Una caduta che non sorprende
La contrazione del PIL cubano non arriva come una sorpresa. Settimane fa, la stessa CEPAL aveva collocato Cuba sotto Haiti per quanto riguarda le esportazioni, secondo il rapporto Prospettive del commercio internazionale dell'America Latina e dei Caraibi 2025.
L'economista cubano Pedro Monreal ha avvertito che l'isola si colloca tra i tre paesi della regione senza crescita nel valore delle esportazioni di beni, penalizzata dalla disastrosa campagna di raccolta della canna da zucchero e dalla caduta dei prezzi internazionali del nichel, due pilastri tradizionali del settore produttivo nazionale.
Monreal ha avvertito inoltre che la contrazione simultanea delle esportazioni e delle importazioni aggrava la situazione, a causa dell'alta dipendenza alle importazioni del paese, un fattore che finisce per influenzare direttamente la crescita economica e l'approvvigionamento interno.

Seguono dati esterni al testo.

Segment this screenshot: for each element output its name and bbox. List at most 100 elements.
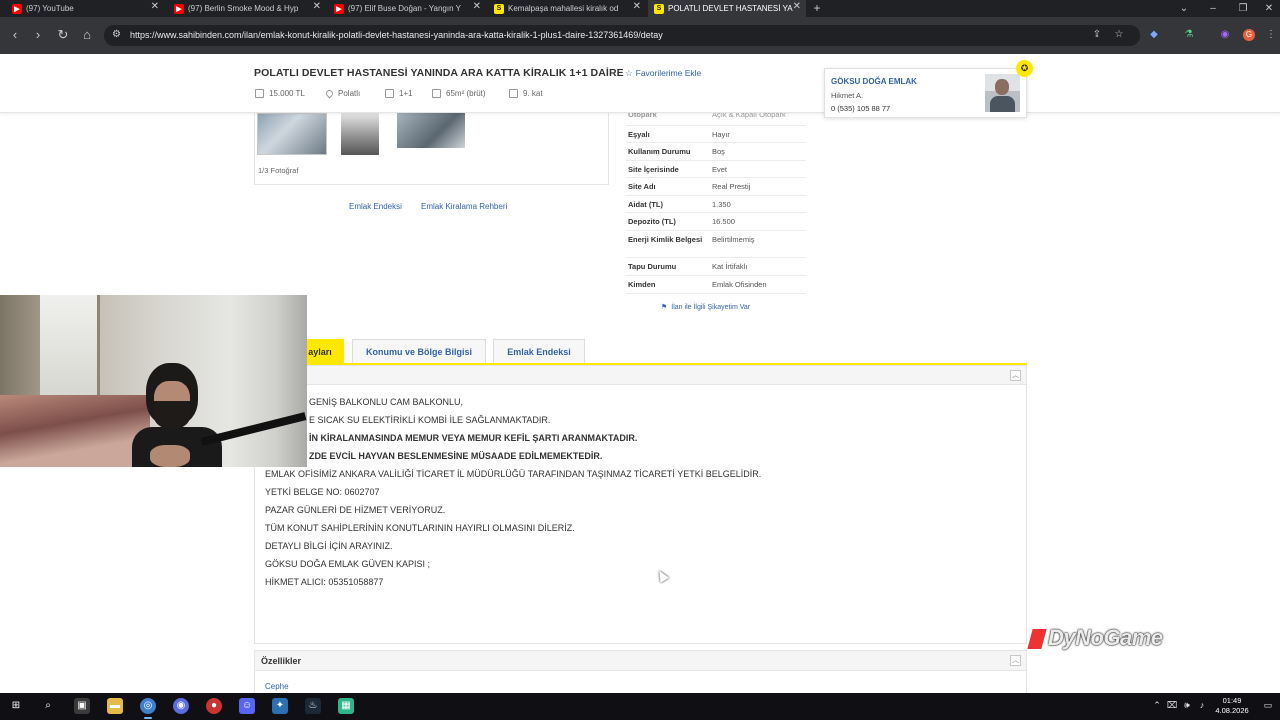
close-icon[interactable]: ✕ [473, 1, 481, 12]
attribute-row: Site İçerisinde Evet [626, 161, 806, 178]
tab-search-icon[interactable]: ⌄ [1174, 0, 1194, 17]
attribute-row: Kullanım Durumu Boş [626, 143, 806, 161]
tab-location-info[interactable]: Konumu ve Bölge Bilgisi [352, 339, 486, 364]
browser-tab[interactable]: ▶ (97) YouTube ✕ [6, 0, 164, 17]
volume-icon[interactable]: 🕪 [1181, 700, 1193, 711]
complaint-link[interactable]: ⚑ İlan ile İlgili Şikayetim Var [661, 303, 750, 311]
microphone-arm [200, 412, 307, 446]
attribute-value: Belirtilmemiş [712, 235, 755, 244]
search-icon[interactable]: ⌕ [40, 698, 56, 714]
attribute-row: Eşyalı Hayır [626, 126, 806, 143]
agent-card[interactable]: GÖKSU DOĞA EMLAK Hikmet A. 0 (535) 105 8… [824, 68, 1027, 118]
tab-emlak-endeksi[interactable]: Emlak Endeksi [493, 339, 585, 364]
task-view-icon[interactable]: ▣ [74, 698, 90, 714]
windows-start-icon[interactable]: ⊞ [8, 698, 24, 714]
close-icon[interactable]: ✕ [793, 1, 801, 12]
sahibinden-icon: S [654, 3, 664, 14]
description-line: GENİŞ BALKONLU CAM BALKONLU, [309, 397, 464, 407]
description-line: ZDE EVCİL HAYVAN BESLENMESİNE MÜSAADE ED… [309, 451, 603, 461]
steam-icon[interactable]: ♨ [305, 698, 321, 714]
browser-tab-active[interactable]: S POLATLI DEVLET HASTANESİ YA ✕ [648, 0, 806, 17]
extension-icon[interactable]: ◆ [1148, 29, 1160, 41]
url-text[interactable]: https://www.sahibinden.com/ilan/emlak-ko… [130, 25, 663, 46]
site-info-icon[interactable]: ⚙ [112, 29, 124, 41]
kiralama-rehberi-link[interactable]: Emlak Kiralama Rehberi [421, 202, 507, 211]
attribute-value: 1.350 [712, 200, 731, 209]
complaint-label: İlan ile İlgili Şikayetim Var [671, 304, 751, 311]
verified-badge-icon: ✪ [1016, 60, 1033, 77]
app-icon[interactable]: ◉ [173, 698, 189, 714]
collapse-icon[interactable]: ︿ [1010, 655, 1021, 666]
agent-office-name[interactable]: GÖKSU DOĞA EMLAK [831, 77, 917, 86]
photo-thumbnail[interactable] [341, 113, 379, 155]
price-value: 15.000 TL [269, 89, 305, 98]
youtube-icon: ▶ [334, 3, 344, 14]
bookmark-icon[interactable]: ☆ [1113, 29, 1125, 41]
emlak-endeksi-link[interactable]: Emlak Endeksi [349, 202, 402, 211]
photo-thumbnail[interactable] [257, 113, 327, 155]
profile-avatar-icon[interactable]: G [1243, 29, 1255, 41]
attribute-key: Aidat (TL) [628, 200, 663, 209]
restore-icon[interactable]: ❐ [1233, 0, 1253, 17]
new-tab-button[interactable]: + [810, 0, 824, 17]
menu-icon[interactable]: ⋮ [1265, 29, 1277, 41]
close-icon[interactable]: ✕ [313, 1, 321, 12]
minimize-icon[interactable]: – [1203, 0, 1223, 17]
browser-app-icon[interactable]: ◎ [140, 698, 156, 719]
forward-icon[interactable]: › [30, 27, 46, 43]
agent-photo [985, 74, 1020, 112]
feature-category: Cephe [265, 682, 289, 691]
tab-label: POLATLI DEVLET HASTANESİ YA [668, 4, 793, 13]
taskbar-clock[interactable]: 01:49 4.08.2026 [1210, 696, 1254, 716]
meta-area: 65m² (brüt) [432, 89, 486, 98]
description-line: PAZAR GÜNLERİ DE HİZMET VERİYORUZ. [265, 505, 446, 515]
app-icon[interactable]: ▦ [338, 698, 354, 714]
meta-floor: 9. kat [509, 89, 543, 98]
app-icon[interactable]: ● [206, 698, 222, 714]
price-icon [255, 89, 264, 98]
meta-rooms: 1+1 [385, 89, 413, 98]
close-icon[interactable]: ✕ [633, 1, 641, 12]
clock-time: 01:49 [1222, 696, 1242, 705]
webcam-background [40, 295, 100, 400]
close-icon[interactable]: ✕ [151, 1, 159, 12]
tray-chevron-icon[interactable]: ⌃ [1151, 700, 1163, 711]
photo-thumbnail[interactable] [397, 113, 465, 148]
home-icon[interactable]: ⌂ [79, 27, 95, 43]
labs-icon[interactable]: ⚗ [1183, 29, 1195, 41]
microphone-icon[interactable]: ♪ [1196, 700, 1208, 710]
window-close-icon[interactable]: ✕ [1259, 0, 1279, 17]
browser-tab[interactable]: ▶ (97) Elif Buse Doğan - Yangın Y ✕ [328, 0, 486, 17]
floor-value: 9. kat [523, 89, 543, 98]
attribute-value: Real Prestij [712, 182, 751, 191]
description-line: EMLAK OFİSİMİZ ANKARA VALİLİĞİ TİCARET İ… [265, 469, 762, 479]
share-icon[interactable]: ⇪ [1091, 29, 1103, 41]
notification-icon[interactable]: ▭ [1262, 700, 1274, 711]
stream-watermark: DyNoGame [1027, 625, 1163, 651]
back-icon[interactable]: ‹ [7, 27, 23, 43]
clock-date: 4.08.2026 [1215, 706, 1249, 715]
address-bar[interactable]: ⚙ https://www.sahibinden.com/ilan/emlak-… [104, 25, 1140, 46]
browser-tab[interactable]: ▶ (97) Berlin Smoke Mood & Hyp ✕ [168, 0, 326, 17]
reload-icon[interactable]: ↻ [55, 27, 71, 43]
description-panel: ︿ GENİŞ BALKONLU CAM BALKONLU, E SICAK S… [254, 365, 1027, 644]
attribute-row: Kimden Emlak Ofisinden [626, 276, 806, 294]
network-icon[interactable]: ⌧ [1166, 700, 1178, 711]
description-line: İN KİRALANMASINDA MEMUR VEYA MEMUR KEFİL… [309, 433, 638, 443]
extension-icon[interactable]: ◉ [1219, 29, 1231, 41]
file-explorer-icon[interactable]: ▬ [107, 698, 123, 714]
app-icon[interactable]: ✦ [272, 698, 288, 714]
attribute-key: Kullanım Durumu [628, 147, 691, 156]
taskbar: ⊞ ⌕ ▣ ▬ ◎ ◉ ● ☺ ✦ ♨ ▦ ⌃ ⌧ 🕪 ♪ 01:49 4.08… [0, 693, 1280, 720]
sahibinden-icon: S [494, 3, 504, 14]
browser-tab[interactable]: S Kemalpaşa mahallesi kiralık od ✕ [488, 0, 646, 17]
meta-location: Polatlı [324, 88, 360, 99]
area-value: 65m² (brüt) [446, 89, 486, 98]
attribute-value: Boş [712, 147, 725, 156]
collapse-icon[interactable]: ︿ [1010, 370, 1021, 381]
discord-icon[interactable]: ☺ [239, 698, 255, 714]
flag-icon: ⚑ [661, 304, 668, 311]
add-to-favorites-link[interactable]: ☆ Favorilerime Ekle [625, 68, 701, 79]
photo-count: 1/3 Fotoğraf [258, 166, 299, 175]
description-line: DETAYLI BİLGİ İÇİN ARAYINIZ. [265, 541, 393, 551]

Lo stesso governo ammette il collasso
A questo contesto si aggiunge un'ammissione poco abituale dalla cima del potere. Il governante Miguel Díaz-Canel ha recentemente riconosciuto che il PIL cubano si è contratto di oltre il 4 % alla chiusura del terzo trimestre, accompagnato da un'inflazione alle stelle, paralisi produttiva, crisi energetica e carenza di alimenti di base.
Nonostante questo riconoscimento, il discorso ufficiale è tornato a concentrarsi nel dare la colpa all'embargo statunitense e a fattori esterni, mentre promette riforme economiche che non si traducono in reali miglioramenti per la popolazione, sempre più colpita dalla precarietà e dall'esodo.
Secondo quanto spiegato a EFE dal segretario esecutivo della CEPAL, José Manuel Salazar-Xirinachs, la trappola della bassa crescita regionale ha già conseguenze visibili. “Il PIL pro capite di oggi è appena superiore a quello di dieci anni fa, la povertà ha smesso di ridursi e la creazione di posti di lavoro rimane debole”, ha detto.
Nel caso cubano, quella diagnosi si traduce in una profonda crisi sociale, con salari ridotti al minimo, servizi collassati e una moneta praticamente priva di valore nel mercato informale.